Geography complicated matters further. Unlike Manchester or Birmingham, London has rigid boundaries and limited available land. Attempts to expand into surrounding counties—Essex's Thames Gateway, for instance—fractured under local resistance. Meanwhile, the capital's commuter belt absorbed overflow demand, pushing affordable housing even further from employment centres like the City and Canary Wharf.

Perhaps most significantly, political will fragmented. The mayoralty of Sadiq Khan promised 50 per cent affordable housing on new developments, a target welcomed by campaigners but which developers argued made schemes unviable. Council tax bands remained frozen. Meanwhile, overseas investment continued, particularly in postcodes like SW7 and W1, where mansions bought speculatively sat empty while middle-income families faced unprecedented competition for rental flats in Stratford and Peckham.

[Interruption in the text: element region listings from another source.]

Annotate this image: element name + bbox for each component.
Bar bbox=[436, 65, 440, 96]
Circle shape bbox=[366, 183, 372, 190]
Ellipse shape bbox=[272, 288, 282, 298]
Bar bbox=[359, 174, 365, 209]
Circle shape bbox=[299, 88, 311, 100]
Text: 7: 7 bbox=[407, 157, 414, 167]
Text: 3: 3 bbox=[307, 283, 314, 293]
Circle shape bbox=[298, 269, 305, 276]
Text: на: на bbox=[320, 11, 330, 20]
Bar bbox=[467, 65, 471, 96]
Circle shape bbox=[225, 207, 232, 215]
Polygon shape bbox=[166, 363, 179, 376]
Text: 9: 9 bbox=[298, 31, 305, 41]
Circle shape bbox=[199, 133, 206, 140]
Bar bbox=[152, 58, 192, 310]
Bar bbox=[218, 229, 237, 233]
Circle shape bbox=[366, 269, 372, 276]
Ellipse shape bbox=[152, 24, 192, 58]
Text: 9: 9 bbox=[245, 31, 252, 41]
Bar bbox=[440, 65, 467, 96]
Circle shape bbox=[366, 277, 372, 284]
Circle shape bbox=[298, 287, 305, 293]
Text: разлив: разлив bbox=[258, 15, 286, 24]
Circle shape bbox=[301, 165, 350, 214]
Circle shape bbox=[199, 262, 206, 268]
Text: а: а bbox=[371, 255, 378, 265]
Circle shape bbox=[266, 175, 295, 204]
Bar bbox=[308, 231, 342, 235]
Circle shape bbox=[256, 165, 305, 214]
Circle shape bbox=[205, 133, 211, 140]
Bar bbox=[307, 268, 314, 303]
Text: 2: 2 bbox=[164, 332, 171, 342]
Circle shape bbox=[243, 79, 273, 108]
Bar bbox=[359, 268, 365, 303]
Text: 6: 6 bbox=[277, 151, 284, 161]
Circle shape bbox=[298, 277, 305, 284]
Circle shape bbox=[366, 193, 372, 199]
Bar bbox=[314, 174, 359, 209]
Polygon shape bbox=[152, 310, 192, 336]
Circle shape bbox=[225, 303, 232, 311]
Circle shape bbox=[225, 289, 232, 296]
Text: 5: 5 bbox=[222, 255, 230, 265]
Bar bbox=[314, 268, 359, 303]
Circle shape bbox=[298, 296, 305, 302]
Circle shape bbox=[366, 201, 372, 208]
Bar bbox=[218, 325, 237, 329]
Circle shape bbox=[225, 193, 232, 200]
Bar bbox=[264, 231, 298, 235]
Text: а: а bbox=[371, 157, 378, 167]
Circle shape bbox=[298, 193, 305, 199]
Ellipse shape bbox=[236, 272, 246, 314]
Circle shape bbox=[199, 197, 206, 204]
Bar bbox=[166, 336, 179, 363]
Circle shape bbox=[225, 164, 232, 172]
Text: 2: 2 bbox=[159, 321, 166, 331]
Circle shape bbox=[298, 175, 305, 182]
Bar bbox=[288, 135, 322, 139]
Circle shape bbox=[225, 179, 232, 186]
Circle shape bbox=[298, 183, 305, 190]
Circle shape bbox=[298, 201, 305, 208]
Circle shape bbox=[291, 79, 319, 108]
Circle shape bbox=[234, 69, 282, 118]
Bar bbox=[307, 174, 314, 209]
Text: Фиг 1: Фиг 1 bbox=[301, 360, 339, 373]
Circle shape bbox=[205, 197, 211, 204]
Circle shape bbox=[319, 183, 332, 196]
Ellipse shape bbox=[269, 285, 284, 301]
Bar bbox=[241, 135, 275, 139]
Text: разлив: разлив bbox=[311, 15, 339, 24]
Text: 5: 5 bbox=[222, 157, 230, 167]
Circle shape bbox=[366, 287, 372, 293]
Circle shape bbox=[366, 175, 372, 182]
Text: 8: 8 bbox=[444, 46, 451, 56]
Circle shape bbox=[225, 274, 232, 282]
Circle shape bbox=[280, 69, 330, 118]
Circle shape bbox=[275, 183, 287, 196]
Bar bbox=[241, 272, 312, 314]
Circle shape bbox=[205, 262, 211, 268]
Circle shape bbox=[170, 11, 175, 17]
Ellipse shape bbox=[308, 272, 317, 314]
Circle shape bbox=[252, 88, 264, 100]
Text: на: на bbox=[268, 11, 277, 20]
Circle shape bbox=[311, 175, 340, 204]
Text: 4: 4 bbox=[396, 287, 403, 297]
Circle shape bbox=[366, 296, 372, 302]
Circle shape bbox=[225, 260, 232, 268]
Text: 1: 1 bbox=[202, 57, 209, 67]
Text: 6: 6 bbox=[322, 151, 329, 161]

By 2024, these cumulative choices had priced the average London property beyond reach for 73 per cent of first-time buyers. Local authorities now face impossible choices: accelerate controversial densification or watch entire neighbourhoods calcify. The crisis didn't arrive overnight. It was built, decision by decision, over fifteen years of competing priorities and deferred solutions.

This article was compiled by AI from the sources linked above and screened before publishing. See our editorial standards.

You might also like

Editorial picks

How did this story land?

Spread the word

Share

Have your say

Loading comments…

About this article

Published by The Daily London

Covering news in London. This article was generated by AI from the linked sources and was not reviewed by a human editor before publishing. See our editorial standards.

Spread the word

Share

See something wrong? Suggest a correction.

Daily brief

Enjoyed this? Wake up to London news every morning.

Free, in your inbox before 7am. Weekdays.

By subscribing you agree to receive emails from The Daily London and accept our Privacy Policy. Unsubscribe anytime.